"Do you often dream things that happen just as you dreamed them?"Reverend Mother Gaius Helen Mohiam, Dune
The key to many of the successful transitions from print to screen in recent years has been casting.
Harry Potter began the run with the selection of Daniel Radcliffe, Emma Watson and Rupert Grint in 2000 - three actors who became indistinguishable from their characters for the next decade. The Marvel Comics Universe had the good fortune to cast actors who seemed born to play their superhero roles, and the producers of Game of Thrones must still be thanking their lucky stars for the availability of actors like Peter Dinklage, Gwendoline Christie, and Maisie Williams for their distinctive roles (although I was never completely onboard for Kit Harrington as Jon Snow, he was just a little too pouty for me compared to the character in the books).

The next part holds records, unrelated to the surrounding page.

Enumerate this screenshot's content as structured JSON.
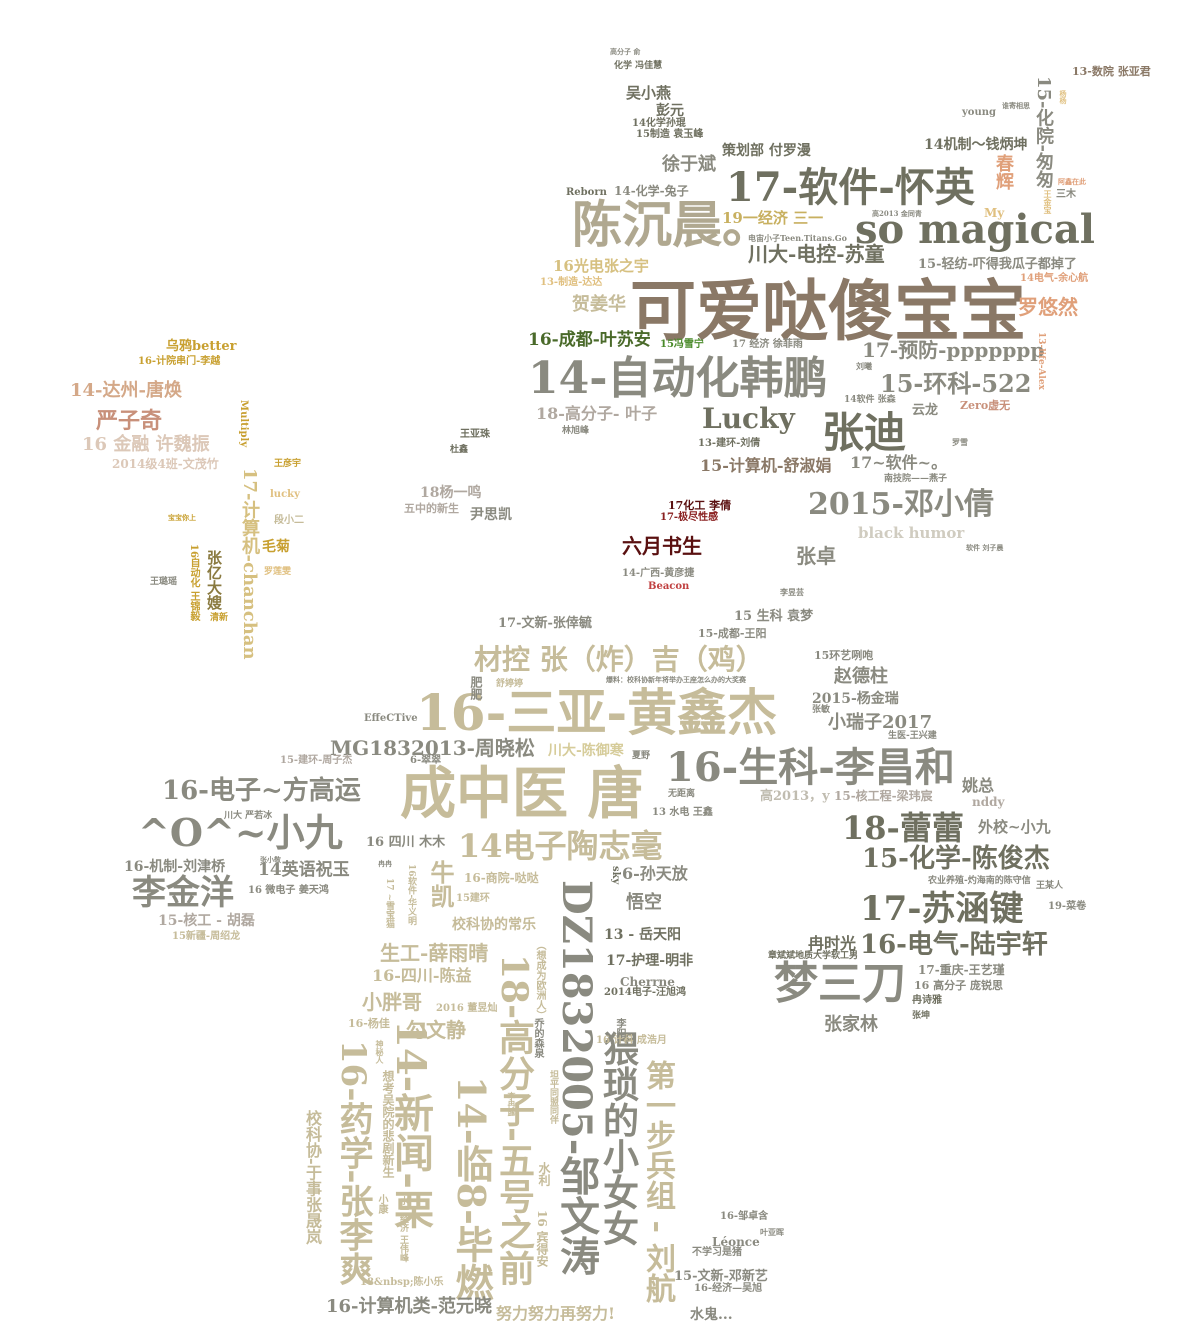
{
  "title": "",
  "colors": {
    "background": "#ffffff",
    "dark_olive": "#6f7060",
    "khaki": "#c6bc9a",
    "brown": "#8a7866",
    "salmon": "#e0a07a",
    "gold": "#c8a030",
    "dark_red": "#5a1010",
    "green": "#4a6a2a"
  },
  "words": [
    {
      "text": "可爱哒傻宝宝",
      "color": "#8a7866"
    },
    {
      "text": "17-软件-怀英",
      "color": "#6f7060"
    },
    {
      "text": "陈沉晨。",
      "color": "#b0a890"
    },
    {
      "text": "so magical",
      "color": "#6f7060"
    },
    {
      "text": "14-自动化韩鹏",
      "color": "#8a8a80"
    },
    {
      "text": "张迪",
      "color": "#6f7060"
    },
    {
      "text": "Lucky",
      "color": "#6f7060"
    },
    {
      "text": "15-环科-522",
      "color": "#8a8a80"
    },
    {
      "text": "17-预防-ppppppp",
      "color": "#8a8a80"
    },
    {
      "text": "2015-邓小倩",
      "color": "#8a8a80"
    },
    {
      "text": "川大-电控-苏童",
      "color": "#6f7060"
    },
    {
      "text": "罗悠然",
      "color": "#e0a07a"
    },
    {
      "text": "徐于斌",
      "color": "#8a8a80"
    },
    {
      "text": "16-成都-叶苏安",
      "color": "#4a6a2a"
    },
    {
      "text": "16光电张之宇",
      "color": "#d6c080"
    },
    {
      "text": "19一经济 三一",
      "color": "#c8b060"
    },
    {
      "text": "贺姜华",
      "color": "#c6bc9a"
    },
    {
      "text": "18-高分子- 叶子",
      "color": "#b0a8a0"
    },
    {
      "text": "15-计算机-舒淑娟",
      "color": "#8a7866"
    },
    {
      "text": "17~软件~。",
      "color": "#8a8a80"
    },
    {
      "text": "六月书生",
      "color": "#5a1010"
    },
    {
      "text": "张卓",
      "color": "#8a8a80"
    },
    {
      "text": "black humor",
      "color": "#d0ccc0"
    },
    {
      "text": "16-三亚-黄鑫杰",
      "color": "#c6bc9a"
    },
    {
      "text": "成中医 唐",
      "color": "#c6bc9a"
    },
    {
      "text": "16-生科-李昌和",
      "color": "#8a8a80"
    },
    {
      "text": "^O^~小九",
      "color": "#8a8a80"
    },
    {
      "text": "16-电子~方高运",
      "color": "#8a8a80"
    },
    {
      "text": "李金洋",
      "color": "#8a8a80"
    },
    {
      "text": "14电子陶志毫",
      "color": "#c6bc9a"
    },
    {
      "text": "18-蕾蕾",
      "color": "#6f7060"
    },
    {
      "text": "15-化学-陈俊杰",
      "color": "#6f7060"
    },
    {
      "text": "17-苏涵键",
      "color": "#6f7060"
    },
    {
      "text": "16-电气-陆宇轩",
      "color": "#6f7060"
    },
    {
      "text": "梦三刀",
      "color": "#8a8a80"
    },
    {
      "text": "张家林",
      "color": "#8a8a80"
    },
    {
      "text": "材控 张（炸）吉（鸡）",
      "color": "#c6bc9a"
    },
    {
      "text": "MG1832013-周晓松",
      "color": "#8a8a80"
    },
    {
      "text": "DZ1832005-邹文涛",
      "color": "#8a8a80"
    },
    {
      "text": "14-新闻-栗",
      "color": "#c6bc9a"
    },
    {
      "text": "16-药学-张李爽",
      "color": "#c6bc9a"
    },
    {
      "text": "14-临8-毕燃",
      "color": "#c6bc9a"
    },
    {
      "text": "18-高分子-五号之前",
      "color": "#c6bc9a"
    },
    {
      "text": "猥琐的小女女",
      "color": "#8a8a80"
    },
    {
      "text": "第一步兵组 - 刘航",
      "color": "#c6bc9a"
    },
    {
      "text": "16-计算机类-范元晓",
      "color": "#8a8a80"
    },
    {
      "text": "努力努力再努力!",
      "color": "#c6bc9a"
    },
    {
      "text": "14-达州-唐焕",
      "color": "#d4a888"
    },
    {
      "text": "严子奇",
      "color": "#c8907a"
    },
    {
      "text": "16 金融 许魏振",
      "color": "#dcc8b8"
    },
    {
      "text": "17-计算机-chanchan",
      "color": "#d6c080"
    },
    {
      "text": "乌鸦better",
      "color": "#c8a030"
    },
    {
      "text": "张亿大嫂",
      "color": "#8a7a40"
    },
    {
      "text": "毛菊",
      "color": "#c8a030"
    },
    {
      "text": "17-文新-张倖毓",
      "color": "#8a8a80"
    },
    {
      "text": "赵德柱",
      "color": "#8a8a80"
    },
    {
      "text": "小瑞子2017",
      "color": "#8a8a80"
    },
    {
      "text": "2015-杨金瑞",
      "color": "#8a8a80"
    },
    {
      "text": "姚总",
      "color": "#8a8a80"
    },
    {
      "text": "外校~小九",
      "color": "#8a8a80"
    },
    {
      "text": "14英语祝玉",
      "color": "#8a8a80"
    },
    {
      "text": "牛凯",
      "color": "#c6bc9a"
    },
    {
      "text": "悟空",
      "color": "#8a8a80"
    },
    {
      "text": "6-孙天放",
      "color": "#8a8a80"
    },
    {
      "text": "生工-薛雨晴",
      "color": "#c6bc9a"
    },
    {
      "text": "小胖哥",
      "color": "#c6bc9a"
    },
    {
      "text": "勾文静",
      "color": "#c6bc9a"
    },
    {
      "text": "16-四川-陈益",
      "color": "#c6bc9a"
    },
    {
      "text": "13 - 岳天阳",
      "color": "#6f7060"
    },
    {
      "text": "17-护理-明非",
      "color": "#6f7060"
    },
    {
      "text": "冉时光",
      "color": "#6f7060"
    },
    {
      "text": "吴小燕",
      "color": "#6f7060"
    },
    {
      "text": "彭元",
      "color": "#6f7060"
    },
    {
      "text": "策划部 付罗漫",
      "color": "#6f7060"
    },
    {
      "text": "14机制～钱炳坤",
      "color": "#6f7060"
    },
    {
      "text": "15-化院-匆匆",
      "color": "#8a8a80"
    },
    {
      "text": "春辉",
      "color": "#e0a07a"
    },
    {
      "text": "15-轻纺-吓得我瓜子都掉了",
      "color": "#8a8a80"
    },
    {
      "text": "13-数院 张亚君",
      "color": "#8a7866"
    },
    {
      "text": "水鬼...",
      "color": "#8a8a80"
    },
    {
      "text": "15-文新-邓新艺",
      "color": "#8a8a80"
    },
    {
      "text": "校科协-于事张晟岚",
      "color": "#c6bc9a"
    },
    {
      "text": "校科协的常乐",
      "color": "#c6bc9a"
    },
    {
      "text": "16-机制-刘津桥",
      "color": "#8a8a80"
    },
    {
      "text": "15-核工 - 胡磊",
      "color": "#b0a8a0"
    },
    {
      "text": "16 四川 木木",
      "color": "#8a8a80"
    },
    {
      "text": "川大-陈御寒",
      "color": "#d6cc9a"
    },
    {
      "text": "15-核工程-梁玮宸",
      "color": "#b0a8a0"
    },
    {
      "text": "nddy",
      "color": "#b0a8a0"
    },
    {
      "text": "高2013，y",
      "color": "#c0bcb0"
    },
    {
      "text": "15 生科 袁梦",
      "color": "#8a8a80"
    },
    {
      "text": "15-成都-王阳",
      "color": "#8a8a80"
    },
    {
      "text": "15环艺咧咆",
      "color": "#8a8a80"
    },
    {
      "text": "尹思凯",
      "color": "#8a8a80"
    },
    {
      "text": "18杨一鸣",
      "color": "#b0a8a0"
    },
    {
      "text": "五中的新生",
      "color": "#b0a8a0"
    },
    {
      "text": "云龙",
      "color": "#8a8a80"
    },
    {
      "text": "Zero虚无",
      "color": "#c8907a"
    },
    {
      "text": "14电气-余心航",
      "color": "#e0a07a"
    },
    {
      "text": "My",
      "color": "#e0c080"
    },
    {
      "text": "三木",
      "color": "#8a8a80"
    },
    {
      "text": "young",
      "color": "#8a8a80"
    },
    {
      "text": "13-建环-刘倩",
      "color": "#6f7060"
    },
    {
      "text": "17化工 李倩",
      "color": "#5a1010"
    },
    {
      "text": "17-极尽性感",
      "color": "#8a2020"
    },
    {
      "text": "14-广西-黄彦捷",
      "color": "#8a8a80"
    },
    {
      "text": "Beacon",
      "color": "#c04040"
    },
    {
      "text": "李昱芸",
      "color": "#8a8a80"
    },
    {
      "text": "Reborn",
      "color": "#6f7060"
    },
    {
      "text": "14-化学-兔子",
      "color": "#8a8a80"
    },
    {
      "text": "15制造 袁玉峰",
      "color": "#6f7060"
    },
    {
      "text": "14化学孙琨",
      "color": "#6f7060"
    },
    {
      "text": "化学 冯佳慧",
      "color": "#6f7060"
    },
    {
      "text": "15冯雪宁",
      "color": "#4a8a2a"
    },
    {
      "text": "17 经济 徐菲雨",
      "color": "#8a8a80"
    },
    {
      "text": "13-制造-达达",
      "color": "#e0c080"
    },
    {
      "text": "14软件 张森",
      "color": "#8a8a80"
    },
    {
      "text": "南技院——燕子",
      "color": "#8a8a80"
    },
    {
      "text": "王亚珠",
      "color": "#6f7060"
    },
    {
      "text": "杜鑫",
      "color": "#6f7060"
    },
    {
      "text": "林旭峰",
      "color": "#8a8a80"
    },
    {
      "text": "16-计院串门-李越",
      "color": "#c8a030"
    },
    {
      "text": "2014级4班-文茂竹",
      "color": "#dcc8b8"
    },
    {
      "text": "Multiply",
      "color": "#c8a030"
    },
    {
      "text": "王彦宇",
      "color": "#c8a030"
    },
    {
      "text": "lucky",
      "color": "#e0c080"
    },
    {
      "text": "段小二",
      "color": "#c6bc9a"
    },
    {
      "text": "罗莲雯",
      "color": "#e0c080"
    },
    {
      "text": "16自动化 王锦毅",
      "color": "#c8a030"
    },
    {
      "text": "清新",
      "color": "#c8a030"
    },
    {
      "text": "王璐瑶",
      "color": "#8a8a80"
    },
    {
      "text": "EffeCTive",
      "color": "#8a8a80"
    },
    {
      "text": "15-建环-周子杰",
      "color": "#b0a8a0"
    },
    {
      "text": "6-翠翠",
      "color": "#8a8a80"
    },
    {
      "text": "川大 严若冰",
      "color": "#8a8a80"
    },
    {
      "text": "16 微电子 姜天鸿",
      "color": "#8a8a80"
    },
    {
      "text": "15新疆-周绍龙",
      "color": "#c6bc9a"
    },
    {
      "text": "16-商院-哒哒",
      "color": "#c6bc9a"
    },
    {
      "text": "15建环",
      "color": "#c6bc9a"
    },
    {
      "text": "2016 董昱灿",
      "color": "#c6bc9a"
    },
    {
      "text": "16-杨佳",
      "color": "#c6bc9a"
    },
    {
      "text": "16 计科 成浩月",
      "color": "#c6bc9a"
    },
    {
      "text": "2014电子-汪旭鸿",
      "color": "#6f7060"
    },
    {
      "text": "Cherrne",
      "color": "#8a8a80"
    },
    {
      "text": "17-重庆-王艺瑾",
      "color": "#8a8a80"
    },
    {
      "text": "16 高分子 庞锐思",
      "color": "#8a8a80"
    },
    {
      "text": "冉诗雅",
      "color": "#6f7060"
    },
    {
      "text": "张坤",
      "color": "#6f7060"
    },
    {
      "text": "章斌斌地质大学软工男",
      "color": "#6f7060"
    },
    {
      "text": "19-菜卷",
      "color": "#8a8a80"
    },
    {
      "text": "农业养殖-灼海南的陈守信",
      "color": "#8a8a80"
    },
    {
      "text": "王某人",
      "color": "#8a8a80"
    },
    {
      "text": "16-邹卓含",
      "color": "#8a8a80"
    },
    {
      "text": "叶亚晖",
      "color": "#8a8a80"
    },
    {
      "text": "Léonce",
      "color": "#8a8a80"
    },
    {
      "text": "不学习是猪",
      "color": "#8a8a80"
    },
    {
      "text": "16-经济—吴旭",
      "color": "#8a8a80"
    },
    {
      "text": "18&nbsp;陈小乐",
      "color": "#c6bc9a"
    },
    {
      "text": "16 宾得安",
      "color": "#c6bc9a"
    },
    {
      "text": "水利",
      "color": "#c6bc9a"
    },
    {
      "text": "13 水电 王鑫",
      "color": "#8a8a80"
    },
    {
      "text": "无距离",
      "color": "#8a8a80"
    },
    {
      "text": "夏野",
      "color": "#8a8a80"
    },
    {
      "text": "生医-王兴建",
      "color": "#8a8a80"
    },
    {
      "text": "张敏",
      "color": "#8a8a80"
    },
    {
      "text": "肥肥",
      "color": "#8a8a80"
    },
    {
      "text": "舒婷婷",
      "color": "#c6bc9a"
    },
    {
      "text": "李阳",
      "color": "#8a8a80"
    },
    {
      "text": "sky",
      "color": "#6f7060"
    },
    {
      "text": "罗雪",
      "color": "#8a8a80"
    },
    {
      "text": "刘曦",
      "color": "#8a8a80"
    },
    {
      "text": "电宙小子Teen.Titans.Go",
      "color": "#8a8a80"
    },
    {
      "text": "高2013 金同青",
      "color": "#8a8a80"
    },
    {
      "text": "软件 刘子晨",
      "color": "#8a8a80"
    },
    {
      "text": "高分子 俞",
      "color": "#8a8a80"
    },
    {
      "text": "谁寄相思",
      "color": "#8a8a80"
    },
    {
      "text": "王金宝",
      "color": "#e0c080"
    },
    {
      "text": "阿鑫在此",
      "color": "#e0a07a"
    },
    {
      "text": "13-life-Alex",
      "color": "#e0a07a"
    },
    {
      "text": "杨杨",
      "color": "#e0c080"
    },
    {
      "text": "宝宝你上",
      "color": "#c8a030"
    },
    {
      "text": "想考吴院的悲剧新生",
      "color": "#c6bc9a"
    },
    {
      "text": "小康",
      "color": "#c6bc9a"
    },
    {
      "text": "水一经济 王伟峰",
      "color": "#c6bc9a"
    },
    {
      "text": "（想成为欧洲人）",
      "color": "#c6bc9a"
    },
    {
      "text": "乔的森泉",
      "color": "#8a8a80"
    },
    {
      "text": "坦平同盟同伴",
      "color": "#c6bc9a"
    },
    {
      "text": "李冉露",
      "color": "#c6bc9a"
    },
    {
      "text": "16软件-华义明",
      "color": "#c6bc9a"
    },
    {
      "text": "17 ~雪宝猫",
      "color": "#c6bc9a"
    },
    {
      "text": "神秘人",
      "color": "#c6bc9a"
    },
    {
      "text": "张小敬",
      "color": "#8a8a80"
    },
    {
      "text": "冉冉",
      "color": "#8a8a80"
    },
    {
      "text": "爆料：校科协新年将举办王座怎么办的大奖赛",
      "color": "#8a8a80"
    }
  ]
}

And that's where an adaptation can succeed or fail. If you just can't accept Elijah Wood as Frodo, the Lord of the Rings movies are ruined for you.
The release of the trailer for French-Canadian director Denis Villeneuve's take on Dune, Frank Herbert's classic science fiction epic, offers a first chance to evaluate Villeneuve's vision for the story and his choices for the characters.
Visually speaking, the trailer holds promise. The exterior shots echo the sense of monumental scale that Villeneuve utilized so effectively in Arrival and Blade Runner 2049, broad vistas combined with intimate close ups. It's comforting to see that the sandworm, one of the major failures from David Lynch's 1984 adaptation, is an epic abstraction, majestic and alien. I found some of the images surprisingly reminiscent of the angular concept artwork produced for the failed attempt by Alejandro Jodorowsky* to adapt Dune to film in 1975, but not alarmingly so.
For the most part, the casting looks good - literally, in that for the most part, I can see those people as the characters I know from the book. No one is explicitly identified, but if you're familiar with the story, it's easy to tag names to actors.
Timotheé Chalamet shows well as the introspective man-child Paul Atreides, who is 15 in the original story and matures into manhood over the course of the novel. Zendaya is perfectly cast for the role of Chani, Paul's Fremen love interest, and David Bautista is an excellent choice for the brutish, brutal Glossu "Beast" Rabban of House Harkonnen, Jason Momoa is an unexpected choice for swordmaster, strategist and womanizer Duncan Idaho, but not a bad one, based on what we see in the trailer - he brings an intriguing combination of exuberance and earnestness to the character.
However, I have some trouble with Josh Brolin as Gurney Halleck, the warrior-musician weaponmaster of House Atreides, it's just not how I see that person. I shrugged at a bearded Oscar Isaac in the role of Paul's father, the ill-fated Duke Leto Atreides - mostly because of the beard, which I felt was out of keeping with the paramilitary feel of the Houses - and whereas I can see what they were trying to do with the casting of Rebecca Ferguson as his wife, she doesn't match my picture of the Lady Jessica. In the only alternative casting that I'm going to suggest, Gal Gadot would have been a perfect choice in terms of the dark and elegant beauty that I pictured for the character.
There's a brief glimpse of Stellan Skarsgård as the calculatingly villainous Baron Baron Vladimir Harkonnen, a glimpse which
tells us next to nothing. I don't have a problem with Skarsgård in the
role, although they must have done some substantial prosthetics work to
turn him into the obese sensualist of the book - I'm hoping that they didn't go down the overdone route that Lynch chose for the character.
Oddly, there's no obvious sign of Feyd-Rautha Harkonnen, the Baron's heir and Paul's nemesis, but given that Villeneuve has split the story into two parts, it's possible that he doesn't make an appearance in the first film.
Part 1 is scheduled for release on December 18th. Given that any number of release dates have been pushed back during the pandemic, we'll see what Warner Brothers decides to do as we edge up on the end of the year. If they do release it, Ill have to do some serious soul searching - I'd love to see it on the big screen, but it may just be one of those things where it's better to be safe than sorry.
* After seeing the new trailer, Jodorowsky, now 91 years old, commented that in his opinion, it is “very well done” but feels that, as an example of "industrial cinema", the director is forced to follow the standard studio template: "There [are] no surprises. The form is identical to what is done everywhere. The lighting, the acting, everything is predictable.”